Saturday, July 17, 2010

The System Works, Pt. 2: Privileged WASP Sentenced to Life In Prison On Cuban Spy Rap


More great news following the sentencing of Lynn Stewart: the retired State Department official arrested last year for spying for Cuba has been sentenced to life in prison. Hope his prison library takes The Nation:

Walter Kendall Myers, 73 years old, and his wife, Gwendolyn, 72, admitted in court to spending nearly 30 years passing classified information to Cuba's intelligence agency.

He was sentenced after pleading guilty to espionage and wire fraud. She was sentenced to 81 months after pleading to conspiracy to gather and transmit national defense information. She is likely to serve 4½ years.

Their story, coming on the heels of the Russian spy ring, reinforces the assertion of counter-intelligence investigators that foreign spy operations in the U.S. are continuing long after the end of the Cold War.

Prosecutor Gordon Harvey described the couple as "traitors." If they loved the Cuban people so much, Mr. Harvey said, why didn't Mr. Myers just donate his wealth to the underprivileged there? They admired the Castro revolution, but didn't defect because they only wanted to admire the revolution "from a safe distance," Mr. Harvey said.

Sounds like a typical American "socialist." They talk a big game about social justice and equality, but they know deep down that they wouldn't last 5 minutes under real socialism.

Myers was a child of privilege: a grandson of Alexander Graham Bell, graduate of Brown, and an employee of the State Department. In other words, he was a member of America's high minded progressive ruling class. What's really damning about him and his cohort is how little difference there is between Myers and his fellow leftists. Absent the Cuban spying, Myers was a Prius-driving, Amerikkka hating, privileged WASP. We've all met guys like him, and plenty of them are inordinately fond of the Cuban revolution. "Progressive" to the end, Meyers offered this as a sort of apologia:

"We acted as we did for 30 years because of our ideals and beliefs," he said. They weren't motivated by "anti-Americanism," he said, but rather their objective was "to help the Cuban people defend their revolution."

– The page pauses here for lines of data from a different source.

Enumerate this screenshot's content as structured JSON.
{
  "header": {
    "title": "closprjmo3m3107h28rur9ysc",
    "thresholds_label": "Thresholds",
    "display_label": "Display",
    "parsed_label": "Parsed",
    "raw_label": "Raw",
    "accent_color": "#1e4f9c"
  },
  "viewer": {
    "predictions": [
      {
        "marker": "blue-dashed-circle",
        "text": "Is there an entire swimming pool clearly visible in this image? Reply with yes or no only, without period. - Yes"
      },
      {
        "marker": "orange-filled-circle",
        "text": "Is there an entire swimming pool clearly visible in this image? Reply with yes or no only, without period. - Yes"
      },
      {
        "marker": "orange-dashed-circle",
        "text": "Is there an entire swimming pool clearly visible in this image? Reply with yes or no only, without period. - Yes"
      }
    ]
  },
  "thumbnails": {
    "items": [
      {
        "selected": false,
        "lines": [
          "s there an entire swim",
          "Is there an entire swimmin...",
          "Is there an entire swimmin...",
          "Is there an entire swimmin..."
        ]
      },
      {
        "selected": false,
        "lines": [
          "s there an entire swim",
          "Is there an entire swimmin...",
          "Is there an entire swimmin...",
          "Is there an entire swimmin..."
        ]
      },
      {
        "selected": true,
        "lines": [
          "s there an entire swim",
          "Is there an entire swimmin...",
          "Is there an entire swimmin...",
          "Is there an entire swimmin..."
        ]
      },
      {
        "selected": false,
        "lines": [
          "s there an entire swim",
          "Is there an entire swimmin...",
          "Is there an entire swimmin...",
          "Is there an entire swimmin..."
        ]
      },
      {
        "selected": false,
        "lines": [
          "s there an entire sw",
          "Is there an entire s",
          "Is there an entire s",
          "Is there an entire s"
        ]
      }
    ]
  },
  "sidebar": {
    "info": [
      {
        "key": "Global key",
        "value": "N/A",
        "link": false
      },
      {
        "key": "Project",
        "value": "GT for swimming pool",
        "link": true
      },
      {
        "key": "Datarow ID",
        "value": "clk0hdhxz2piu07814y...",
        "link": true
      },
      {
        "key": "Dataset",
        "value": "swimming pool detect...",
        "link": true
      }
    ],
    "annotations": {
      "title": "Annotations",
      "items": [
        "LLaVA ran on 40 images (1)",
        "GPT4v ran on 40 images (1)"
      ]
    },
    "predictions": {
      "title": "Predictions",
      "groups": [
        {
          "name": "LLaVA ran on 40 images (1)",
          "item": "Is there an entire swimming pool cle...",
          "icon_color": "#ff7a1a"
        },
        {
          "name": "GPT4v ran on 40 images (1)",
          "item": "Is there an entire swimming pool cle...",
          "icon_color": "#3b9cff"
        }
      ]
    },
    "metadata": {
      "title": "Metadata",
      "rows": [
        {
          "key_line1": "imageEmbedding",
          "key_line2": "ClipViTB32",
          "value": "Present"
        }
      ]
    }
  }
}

Mr. Myers's voice broke twice—when he described his devotion to his wife and his friendships with African-American prisoners, whose oppressed life he said he came to know behind bars. Mr. Myers quoted from Nelson Mandela as he vowed to help make a difference by tutoring fellow prisoners.

Jeez, this guy really puts the "simp" in Com-Simp. The sentencing judge, who is African-American, was having none of Myers' pitiful attempts at racial solidarity:
U.S. District Judge Reggie Walton noted Mr. Myers's background and contrasted it with his own family's American beginnings in slavery. He said he was "perplexed" by Mr. Myers's claims of trying to help the Cuban people, given the regime's human-rights record. Judge Walton said that despite his ancestors' own experience in America, "America is not the devil that you may believe."
Finally! Someone talks back to a hectoring American leftist. Is it so hard for conservative and GOP leaders to do the same?

(Judge Walton, btw, is "one of us," a "tough on crime" jurist appointed to the bench by George W Bush during the judge wars of 2004/2005. Elections do matter, so make sure you register to vote!)

The best part of all this is that, while Myers will die in prison, his wife will be out in about 4 years. Reports indicate that she was the more stridently leftist of the two and no doubt urged on Myers espionage (a similar dynamic was at work in the Hiss and Rosenburg marriages), yet when the time came she was able to take advantage of one of the perks of her sex and obtain a lesser sentence. You didn't really believe all that crap about equality, did you Myers?